The rate at which the angle of elevation changes as the hot air balloon lifts off can be determined using trigonometry by creating a right triangle with the height of the balloon and the distance from the observer to the balloon. The derivative of the tangent function of theta with respect to time provides the rate of change of the angle, which can be calculated at any given height such as 75 feet or 150 feet above the ground.

The student's angle of elevation to the hot air balloon can be modeled as a right triangle, where the adjacent side (the horizontal ground distance) is a constant 500 feet.
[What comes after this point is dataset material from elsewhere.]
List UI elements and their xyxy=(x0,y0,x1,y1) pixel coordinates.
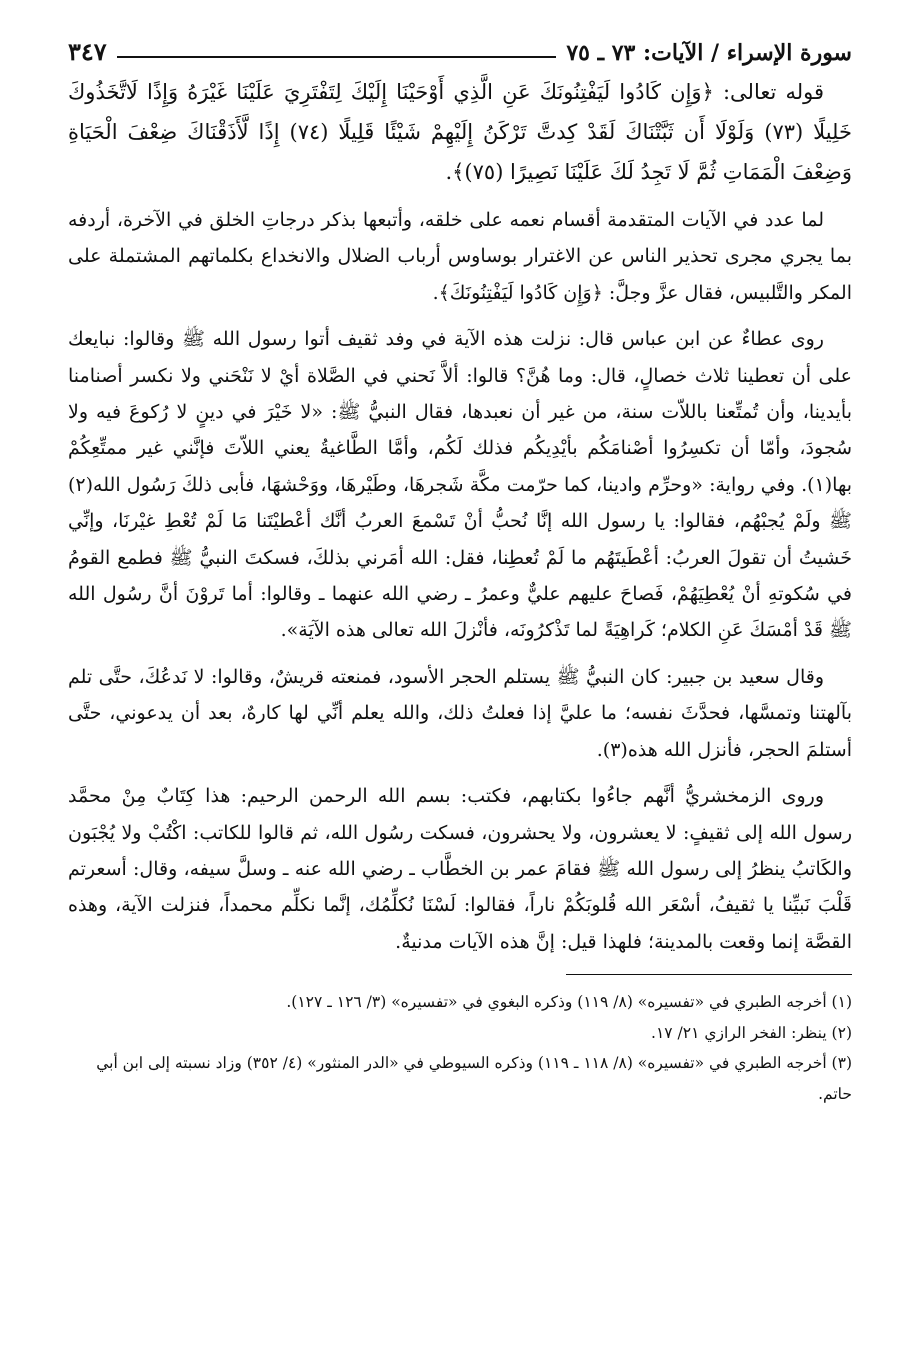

The opposite side (the height of the balloon) and the angle theta are the varying quantities. As the balloon ascends, we want to find out how fast the angle of elevation theta is changing, which is given by the rate d(theta)/dt.

Using trigonometry, tan(theta) = opposite/adjacent, or in this case, tan(theta) = height/500. To find d(theta)/dt, we take the derivative with respect to time t of both sides, applying the chain rule to the left side (d/dt of tan(theta) = sec^2(theta)*d(theta)/dt) and the right side (d/dt of height/500 is just the rise rate, which is 2ft/s).

At the instant when the balloon is 75 feet above the ground, using the right triangle we have tan(theta) = 75/500.

Plugging that into the differentiated equation and solving for d(theta)/dt, we can find the rate at which theta is changing at that moment. To find the rate of change of theta at 150 feet, we repeat the process with the new height.